To test the effect of directly exposing the contact lenses to fungi, we immersed the contact lenses in 1 mL of YNB medium with 50 mM glucose and incubated them at 37°C, with shaking at 100 rpm. The YNB medium was replaced every 24 hours with fresh medium. At predetermined intervals, the contact lenses were removed, irrigated with YNB medium, and placed in the wells of a 24-well tissue culture plate with 1 mL of the Candida suspension (0.5–1 × 107 cells in YNB). The lenses were incubated for 2 hours at 37°C, with shaking at 100 rpm. The contact lenses were subsequently removed, placed in fresh YNB medium with 50 mM glucose, and incubated at 37°C, with 100-rpm shaking. The remaining medium was vigorously stirred and subsequently diluted by a factor of 1000. Next, 200 μL of the diluted medium was plated on YEP agar plates. The YEP plates were incubated at 37°C for 24 hours, and yeast colonies were counted on both the contact lens–exposed samples and a yeast-only control. The fungicidal activity, as calculated here, is in part a result of the experimental design (e.g., starting fungal cell counts). We cannot exclude the possibility that fungal cell killing may have been less than 100% in some samples if cells had been seeded at higher concentrations.
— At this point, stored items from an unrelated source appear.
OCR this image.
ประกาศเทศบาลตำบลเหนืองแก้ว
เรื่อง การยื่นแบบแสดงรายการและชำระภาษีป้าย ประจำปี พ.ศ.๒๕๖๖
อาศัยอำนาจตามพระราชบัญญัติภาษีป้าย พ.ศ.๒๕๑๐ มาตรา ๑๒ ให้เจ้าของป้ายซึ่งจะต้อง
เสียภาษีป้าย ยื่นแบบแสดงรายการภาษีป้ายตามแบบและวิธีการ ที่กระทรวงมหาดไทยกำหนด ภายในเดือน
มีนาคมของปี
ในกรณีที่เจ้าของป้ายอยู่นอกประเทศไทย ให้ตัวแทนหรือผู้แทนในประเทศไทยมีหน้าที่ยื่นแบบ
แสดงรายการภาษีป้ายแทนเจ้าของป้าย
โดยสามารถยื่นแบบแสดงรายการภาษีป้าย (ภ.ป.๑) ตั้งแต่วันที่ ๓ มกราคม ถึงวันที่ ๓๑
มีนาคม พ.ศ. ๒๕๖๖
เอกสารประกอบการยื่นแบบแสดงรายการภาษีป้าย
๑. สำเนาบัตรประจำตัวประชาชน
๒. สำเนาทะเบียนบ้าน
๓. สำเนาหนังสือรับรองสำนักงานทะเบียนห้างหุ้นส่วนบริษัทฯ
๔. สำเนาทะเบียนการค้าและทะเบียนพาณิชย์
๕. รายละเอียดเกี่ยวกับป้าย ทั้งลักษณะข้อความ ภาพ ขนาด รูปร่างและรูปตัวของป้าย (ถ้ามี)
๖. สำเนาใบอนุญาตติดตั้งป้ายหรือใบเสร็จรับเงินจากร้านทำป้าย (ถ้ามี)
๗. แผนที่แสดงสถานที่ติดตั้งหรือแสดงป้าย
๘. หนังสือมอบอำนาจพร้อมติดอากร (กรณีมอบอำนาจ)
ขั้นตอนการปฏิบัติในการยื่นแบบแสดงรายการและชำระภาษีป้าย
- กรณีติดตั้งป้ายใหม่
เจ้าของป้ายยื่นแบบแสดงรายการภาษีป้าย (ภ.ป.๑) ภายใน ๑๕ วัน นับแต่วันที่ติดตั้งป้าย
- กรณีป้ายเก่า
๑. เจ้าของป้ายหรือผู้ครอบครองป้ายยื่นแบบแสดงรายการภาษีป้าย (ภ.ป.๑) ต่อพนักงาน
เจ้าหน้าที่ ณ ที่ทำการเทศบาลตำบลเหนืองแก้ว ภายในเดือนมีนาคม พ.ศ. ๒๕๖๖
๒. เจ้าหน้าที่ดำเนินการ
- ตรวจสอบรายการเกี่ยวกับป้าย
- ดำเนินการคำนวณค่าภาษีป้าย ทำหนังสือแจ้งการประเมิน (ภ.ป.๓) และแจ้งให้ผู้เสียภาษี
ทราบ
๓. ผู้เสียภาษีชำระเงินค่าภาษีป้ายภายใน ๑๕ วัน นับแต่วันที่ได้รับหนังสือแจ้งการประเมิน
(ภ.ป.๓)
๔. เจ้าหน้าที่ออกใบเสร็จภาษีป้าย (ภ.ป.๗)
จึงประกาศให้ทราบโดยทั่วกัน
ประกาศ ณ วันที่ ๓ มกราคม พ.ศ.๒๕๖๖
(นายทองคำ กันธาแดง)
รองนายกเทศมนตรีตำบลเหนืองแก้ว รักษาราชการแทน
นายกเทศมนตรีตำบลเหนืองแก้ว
To assess the fungicidal effect of the econazole-releasing contact lenses, the lenses were immersed in 1 mL of YNB medium with 50 mM glucose, shaken at 100 rpm, and incubated at 37°C. This is the standard temperature for the purpose of testing the extraction from materials and medical devices, including contact lenses.23–25 Previous studies demonstrated no significant difference between the growth of C. albicans at 37°C and 35°C,26 which has been found to be the surface temperature of the cornea with the lids open.27,28 After this incubation, the medium was removed completely, and the contact lenses were immersed in fresh medium every 24 hours. YNB drug release medium (225 μL) was collected at each time point and subsequently diluted with 75 μL of fresh YNB containing 2 to 4 × 107 cells/mL C. albicans SC5314. After 2 hours, the suspension was diluted by a factor of 1000, plated onto YEP agar plates, and incubated at 37°C for 24 hours, after which viable colonies were counted in the same manner as above. When the YEP recovery plates were examined and the colonies counted after 24 hours (3–4 days), the colony counts remained unchanged beyond the 24-hour period. Therefore, we report the growth after 24 hours of growth. Control samples were prepared by adding 75 μL of YNB containing 2 to 4 × 107 cells/mL C. albicans SC5314 to 225 μL of YNB.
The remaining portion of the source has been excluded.